Tahun 1964 dengan Peraturan Pemerintah Pengganti Undang-undang Nomor 2 Tahun 1964 terbentuklah Daerah Tingkat I Sulawesi Tengah yang meliputi empat kabupaten yaitu Kabupaten Donggala, Kabupaten Poso, Kabupaten Banggai dan Kabupaten Buol Tolitoli. Selanjutnya Pemerintah Pusat menetapkan Propinsi Sulawesi Tengah sebagai Provinsi yang otonom berdiri sendiri yang ditetapkan dengan Undang-undang Nomor 13 Tahun 1964 tentang Pembentukan Provinsi Daerah Tingkat I Sulawesi Tengah dan selanjutnya tanggal pembentukan tersebut diperingati sebagai Hari Lahirnya Provinsi Sulawesi Tengah.

Dengan perkembangan Sistem Pemerintahan dan tutunan Masyarakat dalam era Reformasi yang menginginkan adanya pemekaran Wilayah menjadi Kabupaten, maka Pemerintah Pusat mengeluarkan kebijakan melalui Undang-undang Nomor 11 tahun 2000 tentang perubahan atas Undang-undang Nomor 51 Tahun 1999 tentang pembentukan Kabupaten Buol, Morowali dan Banggai Kepulauan. Kemudian melalui Undang-undang Nomor 10 Tahun 2002 oleh Pemerintah Pusat terbentuk lagi 2 Kabupaten baru di Provinsi Sulawesi Tengah yakni Kabupaten Parigi Moutong dan Kabupaten Tojo Una-Una. Kini berdasarkan pemekaran wilayah kabupaten, provinsi ini terbagi menjadi 10 daerah, yaitu 9 kabupaten dan 1 kota.

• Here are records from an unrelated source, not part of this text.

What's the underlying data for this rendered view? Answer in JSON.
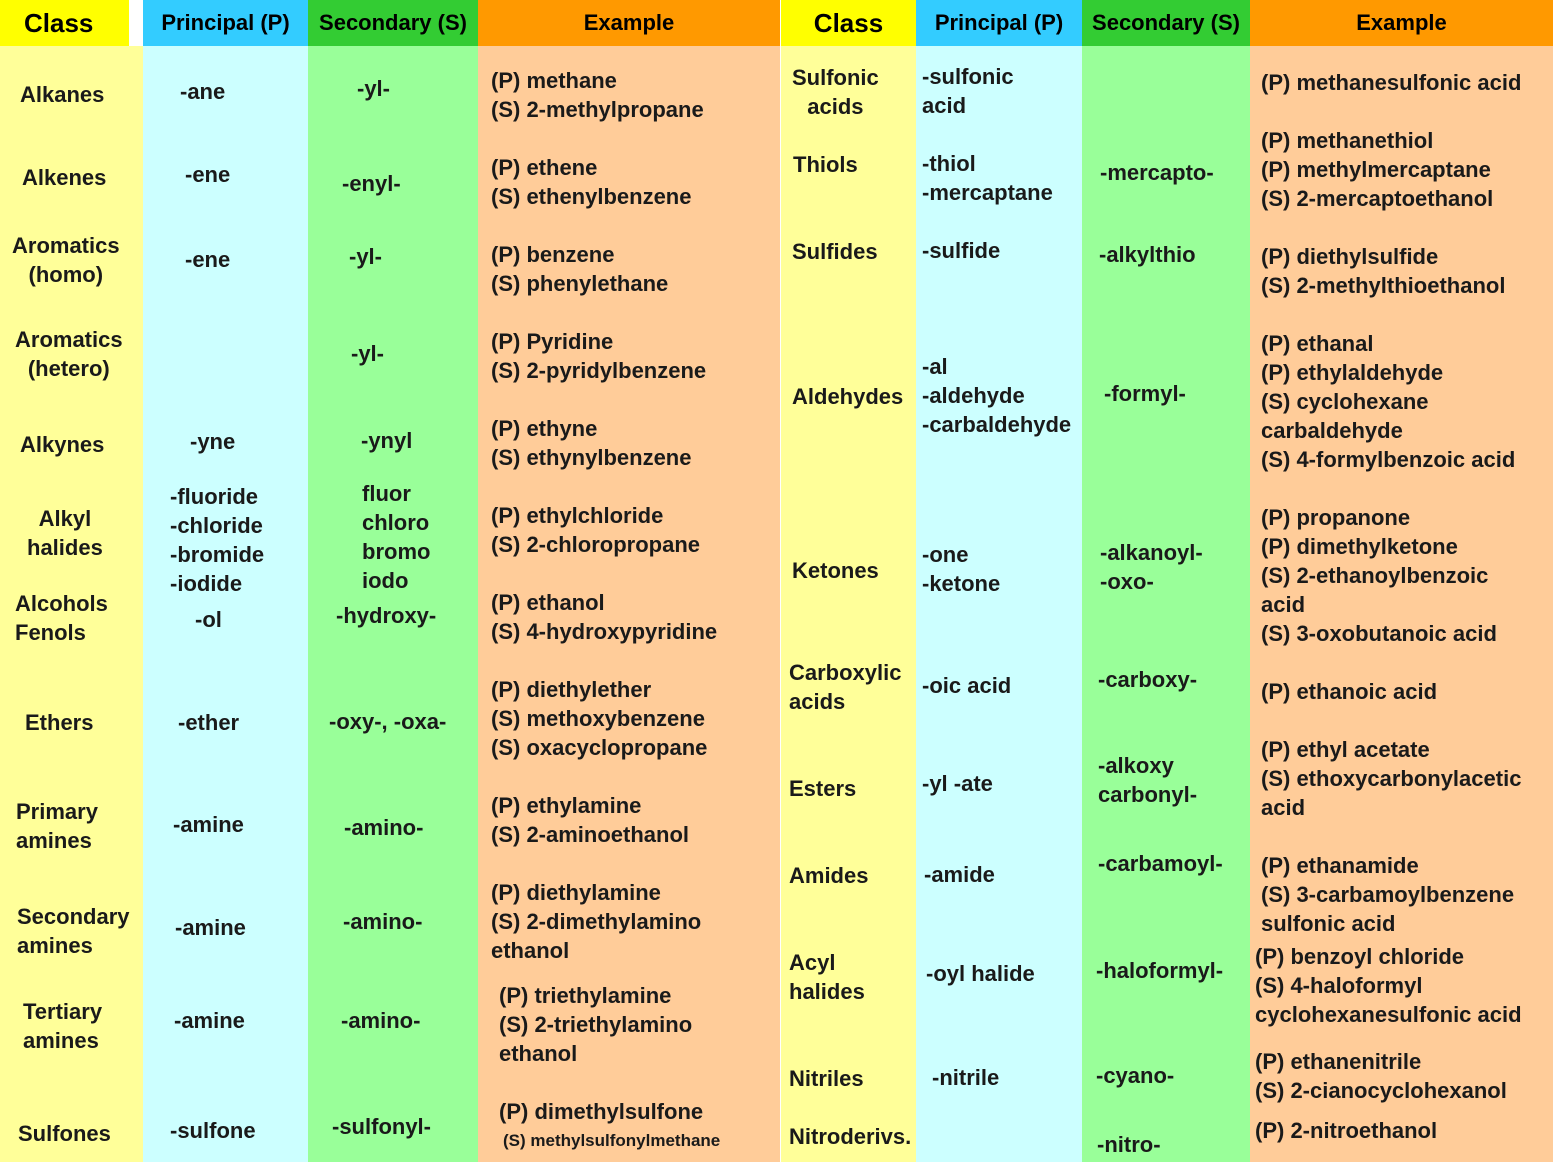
{
  "headers": {
    "class": "Class",
    "principal": "Principal (P)",
    "secondary": "Secondary (S)",
    "example": "Example"
  },
  "colors": {
    "class_header": "#ffff00",
    "class_col": "#ffff99",
    "principal_header": "#33ccff",
    "principal_col": "#ccffff",
    "secondary_header": "#33cc33",
    "secondary_col": "#99ff99",
    "example_header": "#ff9900",
    "example_col": "#ffcc99"
  },
  "left_rows": [
    {
      "class": "Alkanes",
      "principal": "-ane",
      "secondary": "-yl-",
      "example": "(P) methane\n(S) 2-methylpropane"
    },
    {
      "class": "Alkenes",
      "principal": "-ene",
      "secondary": "-enyl-",
      "example": "(P) ethene\n(S) ethenylbenzene"
    },
    {
      "class": "Aromatics\n(homo)",
      "principal": "-ene",
      "secondary": "-yl-",
      "example": "(P) benzene\n(S) phenylethane"
    },
    {
      "class": "Aromatics\n(hetero)",
      "principal": "",
      "secondary": "-yl-",
      "example": "(P) Pyridine\n(S) 2-pyridylbenzene"
    },
    {
      "class": "Alkynes",
      "principal": "-yne",
      "secondary": "-ynyl",
      "example": "(P) ethyne\n(S) ethynylbenzene"
    },
    {
      "class": "Alkyl\nhalides",
      "principal": "-fluoride\n-chloride\n-bromide\n-iodide",
      "secondary": "fluor\nchloro\nbromo\niodo",
      "example": "(P) ethylchloride\n(S) 2-chloropropane"
    },
    {
      "class": "Alcohols\nFenols",
      "principal": "-ol",
      "secondary": "-hydroxy-",
      "example": "(P) ethanol\n(S) 4-hydroxypyridine"
    },
    {
      "class": "Ethers",
      "principal": "-ether",
      "secondary": "-oxy-, -oxa-",
      "example": "(P) diethylether\n(S) methoxybenzene\n(S) oxacyclopropane"
    },
    {
      "class": "Primary\namines",
      "principal": "-amine",
      "secondary": "-amino-",
      "example": "(P) ethylamine\n(S) 2-aminoethanol"
    },
    {
      "class": "Secondary\namines",
      "principal": "-amine",
      "secondary": "-amino-",
      "example": "(P) diethylamine\n(S) 2-dimethylamino\nethanol"
    },
    {
      "class": "Tertiary\namines",
      "principal": "-amine",
      "secondary": "-amino-",
      "example": "(P) triethylamine\n(S) 2-triethylamino\nethanol"
    },
    {
      "class": "Sulfones",
      "principal": "-sulfone",
      "secondary": "-sulfonyl-",
      "example": "(P) dimethylsulfone",
      "example_small": "(S) methylsulfonylmethane"
    }
  ],
  "right_rows": [
    {
      "class": "Sulfonic\nacids",
      "principal": "-sulfonic\nacid",
      "secondary": "",
      "example": "(P) methanesulfonic acid"
    },
    {
      "class": "Thiols",
      "principal": "-thiol\n-mercaptane",
      "secondary": "-mercapto-",
      "example": "(P) methanethiol\n(P) methylmercaptane\n(S) 2-mercaptoethanol"
    },
    {
      "class": "Sulfides",
      "principal": "-sulfide",
      "secondary": "-alkylthio",
      "example": "(P) diethylsulfide\n(S) 2-methylthioethanol"
    },
    {
      "class": "Aldehydes",
      "principal": "-al\n-aldehyde\n-carbaldehyde",
      "secondary": "-formyl-",
      "example": "(P) ethanal\n(P) ethylaldehyde\n(S) cyclohexane\ncarbaldehyde\n(S) 4-formylbenzoic acid"
    },
    {
      "class": "Ketones",
      "principal": "-one\n-ketone",
      "secondary": "-alkanoyl-\n-oxo-",
      "example": "(P) propanone\n(P) dimethylketone\n(S) 2-ethanoylbenzoic\nacid\n(S) 3-oxobutanoic acid"
    },
    {
      "class": "Carboxylic\nacids",
      "principal": "-oic acid",
      "secondary": "-carboxy-",
      "example": "(P) ethanoic acid"
    },
    {
      "class": "Esters",
      "principal": "-yl -ate",
      "secondary": "-alkoxy\ncarbonyl-",
      "example": "(P) ethyl acetate\n(S) ethoxycarbonylacetic\nacid"
    },
    {
      "class": "Amides",
      "principal": "-amide",
      "secondary": "-carbamoyl-",
      "example": "(P) ethanamide\n(S) 3-carbamoylbenzene\nsulfonic acid"
    },
    {
      "class": "Acyl\nhalides",
      "principal": "-oyl halide",
      "secondary": "-haloformyl-",
      "example": "(P) benzoyl chloride\n(S) 4-haloformyl\ncyclohexanesulfonic acid"
    },
    {
      "class": "Nitriles",
      "principal": "-nitrile",
      "secondary": "-cyano-",
      "example": "(P) ethanenitrile\n(S) 2-cianocyclohexanol"
    },
    {
      "class": "Nitroderivs.",
      "principal": "",
      "secondary": "-nitro-",
      "example": "(P) 2-nitroethanol"
    }
  ]
}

Sulawesi Tengah juga memiliki beberapa sungai, diantaranya sungai Lariang yang terkenal sebagai arena arung jeram, sungai Gumbasa dan sungai Palu. Juga terdapat danau yang menjadi obyek wisata terkenal yakni Danau Poso dan Danau Lindu.

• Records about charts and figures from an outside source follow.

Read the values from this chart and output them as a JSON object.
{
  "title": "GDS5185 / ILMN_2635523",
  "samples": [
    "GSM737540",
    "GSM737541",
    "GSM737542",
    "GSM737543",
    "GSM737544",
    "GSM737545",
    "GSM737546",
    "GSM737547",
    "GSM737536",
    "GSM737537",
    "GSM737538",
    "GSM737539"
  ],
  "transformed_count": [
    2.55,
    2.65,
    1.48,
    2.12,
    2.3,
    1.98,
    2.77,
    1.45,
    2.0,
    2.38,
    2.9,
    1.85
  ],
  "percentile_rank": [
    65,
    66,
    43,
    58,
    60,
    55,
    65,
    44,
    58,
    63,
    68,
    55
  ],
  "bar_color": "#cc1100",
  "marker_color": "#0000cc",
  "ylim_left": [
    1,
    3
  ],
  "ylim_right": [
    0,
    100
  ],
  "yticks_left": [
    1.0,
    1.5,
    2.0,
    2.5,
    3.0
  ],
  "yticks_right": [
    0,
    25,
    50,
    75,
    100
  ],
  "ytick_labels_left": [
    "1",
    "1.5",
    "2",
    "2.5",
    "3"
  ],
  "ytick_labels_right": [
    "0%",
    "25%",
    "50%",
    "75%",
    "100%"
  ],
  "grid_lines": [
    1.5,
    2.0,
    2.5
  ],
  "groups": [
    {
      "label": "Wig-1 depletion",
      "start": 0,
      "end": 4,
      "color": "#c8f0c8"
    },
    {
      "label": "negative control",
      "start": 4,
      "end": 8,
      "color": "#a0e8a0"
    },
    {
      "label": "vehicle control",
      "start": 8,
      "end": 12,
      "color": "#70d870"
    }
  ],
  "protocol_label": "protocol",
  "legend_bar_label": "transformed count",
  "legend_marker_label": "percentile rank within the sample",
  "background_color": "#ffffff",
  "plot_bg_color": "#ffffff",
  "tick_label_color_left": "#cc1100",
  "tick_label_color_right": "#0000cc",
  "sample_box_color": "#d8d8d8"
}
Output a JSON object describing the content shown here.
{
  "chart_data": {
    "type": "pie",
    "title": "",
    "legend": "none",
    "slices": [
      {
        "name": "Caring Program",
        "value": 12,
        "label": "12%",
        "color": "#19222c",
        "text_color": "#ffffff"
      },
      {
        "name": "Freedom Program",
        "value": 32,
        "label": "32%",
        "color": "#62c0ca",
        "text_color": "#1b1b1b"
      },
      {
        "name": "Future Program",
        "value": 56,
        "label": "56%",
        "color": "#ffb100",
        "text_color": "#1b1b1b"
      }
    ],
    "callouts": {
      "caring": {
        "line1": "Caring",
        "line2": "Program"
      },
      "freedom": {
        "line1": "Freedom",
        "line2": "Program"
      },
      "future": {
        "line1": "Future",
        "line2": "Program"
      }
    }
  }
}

Sulawesi Tengah memiliki beberapa kawasan konservasi seperti suaka alam, suaka margasatwa dan hutan lindung yang memiliki keunikan flora dan fauna yang sekaligus menjadi obyek penelitian bagi para ilmuwan dan naturalis.

Ibukota Sulawesi Tengah adalah Palu. Kota ini terletak di Teluk Palu dan terbagi dua oleh Sungai Palu yang membujur dari Lembah Palu dan bermuara di laut.

PEMERINTAHAN

Kabupaten dan Kota
No. Kabupaten/Kota Ibu kota
1 Kabupaten Banggai (Luwuk)
2 Kabupaten Banggai Kepulauan (Salakan)
3 Kabupaten Buol (Buol)
4 Kabupaten Donggala (Banawa)
5 Kabupaten Morowali (Bungku)
6 Kabupaten Parigi Moutong (Parigi)
7 Kabupaten Poso (Poso)
8 Kabupaten Tojo Una-Una (Ampana)
9 Kabupaten Toli-Toli (Toli-Toli)
10 Kabupaten Sigi (Sigi Biromaru)
11 Kota Palu -

Daftar gubernur

1. Anwar Gelar Datuk Madjo Basa Nan Kuning (13 April 1964 – 13 April 1968)
2. Kol. Mohammad Yasin (13 April 1968 – April 1973)
3. Brigjen Albertus Maruli Tambunan (April 1973 – 28 September 1978)
4. Brigjen Moenafri, SH (28 September 1978 – 22 Oktober 1979)
5. Kol. R. H. Eddy Djadjang Djajaatmadja (22 Oktober 1979 – 22 Oktober 1980)
6. Mayjen H. Eddy Sabara (November 1980 – Februari 1981 / Pejabat Gubernur)
7. Drs. H. Ghalib Lasahido (19 Desember 1981 – Februari 1986)
8. Abdul Aziz Lamadjido, SH (Februari 1986 – 16 Februari 1996)
9. Mayjen TNI (Purn). H. Bandjela Paliudju (16 Februari 1996 – 20 Februari 2001 / periode pertama)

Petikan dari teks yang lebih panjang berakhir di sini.